Lactose intolerance is the inability or insufficient ability to digest lactose, a sugar found in milk and milk products. Lactose intolerance is caused by a deficiency of the enzyme lactase, which is produced by the cells lining the small intestine. Lactase breaks down lactose into two simpler forms of sugar called glucose and galactose, which are then absorbed into the bloodstream.
Not all people with lactase deficiency have digestive symptoms, but those who do may have lactose intolerance. Most people with lactose intolerance can tolerate some amount of lactose in their diet.
People sometimes confuse lactose intolerance with cow milk allergy. Milk allergy is a reaction by the body’s immune system to one or more milk proteins and can be life threatening when just a small amount of milk or milk product is consumed. Milk allergy most commonly appears in the first year of life, while lactose intolerance occurs more often in adulthood.
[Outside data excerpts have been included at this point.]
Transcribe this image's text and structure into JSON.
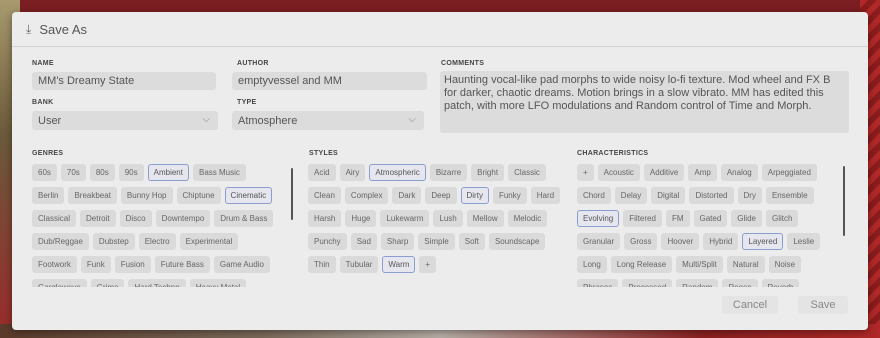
{
  "dialog": {
    "title": "Save As",
    "icon": "download-icon"
  },
  "name": {
    "label": "NAME",
    "value": "MM's Dreamy State"
  },
  "author": {
    "label": "AUTHOR",
    "value": "emptyvessel and MM"
  },
  "comments": {
    "label": "COMMENTS",
    "value": "Haunting vocal-like pad morphs to wide noisy lo-fi texture. Mod wheel and FX B for darker, chaotic dreams. Motion brings in a slow vibrato. MM has edited this patch, with more LFO modulations and Random control of Time and Morph."
  },
  "bank": {
    "label": "BANK",
    "value": "User"
  },
  "type": {
    "label": "TYPE",
    "value": "Atmosphere"
  },
  "genres": {
    "label": "GENRES",
    "tags": [
      {
        "label": "60s",
        "selected": false
      },
      {
        "label": "70s",
        "selected": false
      },
      {
        "label": "80s",
        "selected": false
      },
      {
        "label": "90s",
        "selected": false
      },
      {
        "label": "Ambient",
        "selected": true
      },
      {
        "label": "Bass Music",
        "selected": false
      },
      {
        "label": "Berlin",
        "selected": false
      },
      {
        "label": "Breakbeat",
        "selected": false
      },
      {
        "label": "Bunny Hop",
        "selected": false
      },
      {
        "label": "Chiptune",
        "selected": false
      },
      {
        "label": "Cinematic",
        "selected": true
      },
      {
        "label": "Classical",
        "selected": false
      },
      {
        "label": "Detroit",
        "selected": false
      },
      {
        "label": "Disco",
        "selected": false
      },
      {
        "label": "Downtempo",
        "selected": false
      },
      {
        "label": "Drum & Bass",
        "selected": false
      },
      {
        "label": "Dub/Reggae",
        "selected": false
      },
      {
        "label": "Dubstep",
        "selected": false
      },
      {
        "label": "Electro",
        "selected": false
      },
      {
        "label": "Experimental",
        "selected": false
      },
      {
        "label": "Footwork",
        "selected": false
      },
      {
        "label": "Funk",
        "selected": false
      },
      {
        "label": "Fusion",
        "selected": false
      },
      {
        "label": "Future Bass",
        "selected": false
      },
      {
        "label": "Game Audio",
        "selected": false
      },
      {
        "label": "Garglewave",
        "selected": false
      },
      {
        "label": "Grime",
        "selected": false
      },
      {
        "label": "Hard Techno",
        "selected": false
      },
      {
        "label": "Heavy Metal",
        "selected": false
      }
    ]
  },
  "styles": {
    "label": "STYLES",
    "tags": [
      {
        "label": "Acid",
        "selected": false
      },
      {
        "label": "Airy",
        "selected": false
      },
      {
        "label": "Atmospheric",
        "selected": true
      },
      {
        "label": "Bizarre",
        "selected": false
      },
      {
        "label": "Bright",
        "selected": false
      },
      {
        "label": "Classic",
        "selected": false
      },
      {
        "label": "Clean",
        "selected": false
      },
      {
        "label": "Complex",
        "selected": false
      },
      {
        "label": "Dark",
        "selected": false
      },
      {
        "label": "Deep",
        "selected": false
      },
      {
        "label": "Dirty",
        "selected": true
      },
      {
        "label": "Funky",
        "selected": false
      },
      {
        "label": "Hard",
        "selected": false
      },
      {
        "label": "Harsh",
        "selected": false
      },
      {
        "label": "Huge",
        "selected": false
      },
      {
        "label": "Lukewarm",
        "selected": false
      },
      {
        "label": "Lush",
        "selected": false
      },
      {
        "label": "Mellow",
        "selected": false
      },
      {
        "label": "Melodic",
        "selected": false
      },
      {
        "label": "Punchy",
        "selected": false
      },
      {
        "label": "Sad",
        "selected": false
      },
      {
        "label": "Sharp",
        "selected": false
      },
      {
        "label": "Simple",
        "selected": false
      },
      {
        "label": "Soft",
        "selected": false
      },
      {
        "label": "Soundscape",
        "selected": false
      },
      {
        "label": "Thin",
        "selected": false
      },
      {
        "label": "Tubular",
        "selected": false
      },
      {
        "label": "Warm",
        "selected": true
      },
      {
        "label": "+",
        "selected": false
      }
    ]
  },
  "characteristics": {
    "label": "CHARACTERISTICS",
    "tags": [
      {
        "label": "+",
        "selected": false
      },
      {
        "label": "Acoustic",
        "selected": false
      },
      {
        "label": "Additive",
        "selected": false
      },
      {
        "label": "Amp",
        "selected": false
      },
      {
        "label": "Analog",
        "selected": false
      },
      {
        "label": "Arpeggiated",
        "selected": false
      },
      {
        "label": "Chord",
        "selected": false
      },
      {
        "label": "Delay",
        "selected": false
      },
      {
        "label": "Digital",
        "selected": false
      },
      {
        "label": "Distorted",
        "selected": false
      },
      {
        "label": "Dry",
        "selected": false
      },
      {
        "label": "Ensemble",
        "selected": false
      },
      {
        "label": "Evolving",
        "selected": true
      },
      {
        "label": "Filtered",
        "selected": false
      },
      {
        "label": "FM",
        "selected": false
      },
      {
        "label": "Gated",
        "selected": false
      },
      {
        "label": "Glide",
        "selected": false
      },
      {
        "label": "Glitch",
        "selected": false
      },
      {
        "label": "Granular",
        "selected": false
      },
      {
        "label": "Gross",
        "selected": false
      },
      {
        "label": "Hoover",
        "selected": false
      },
      {
        "label": "Hybrid",
        "selected": false
      },
      {
        "label": "Layered",
        "selected": true
      },
      {
        "label": "Leslie",
        "selected": false
      },
      {
        "label": "Long",
        "selected": false
      },
      {
        "label": "Long Release",
        "selected": false
      },
      {
        "label": "Multi/Split",
        "selected": false
      },
      {
        "label": "Natural",
        "selected": false
      },
      {
        "label": "Noise",
        "selected": false
      },
      {
        "label": "Phrases",
        "selected": false
      },
      {
        "label": "Processed",
        "selected": false
      },
      {
        "label": "Random",
        "selected": false
      },
      {
        "label": "Reese",
        "selected": false
      },
      {
        "label": "Reverb",
        "selected": false
      }
    ]
  },
  "buttons": {
    "cancel": "Cancel",
    "save": "Save"
  }
}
Symptoms of lactose intolerance include:
- Abdominal pain or discomfort
Risk factors for developing lactose intolerance include:
- Age: adults and older adults
- Ethnicity: African American, American Indian, Asian and Hispanic
- Genetics: a parent who is lactose intolerant
- If you have or have had one of the following: celiac disease, Crohn’s diease, chemotherapy, or severe diarrheal illness
When to See a Doctor
Occasional abdominal distress such as cramping, bloating, or diarrhea may result from a number of causes and often resolves on its own. Effective treatments are available for lactose intolerance. If your symptoms have not resolved within a few days, are persistent, or if they recur, it’s time for a thorough evaluation and consultation with a specialist.
Treatment options for individuals with lactose intolerance vary and may include following a special diet, free of lactose.
Lactose intolerance cannot be prevented but its’ symptoms and effects can be managed with dietary changes.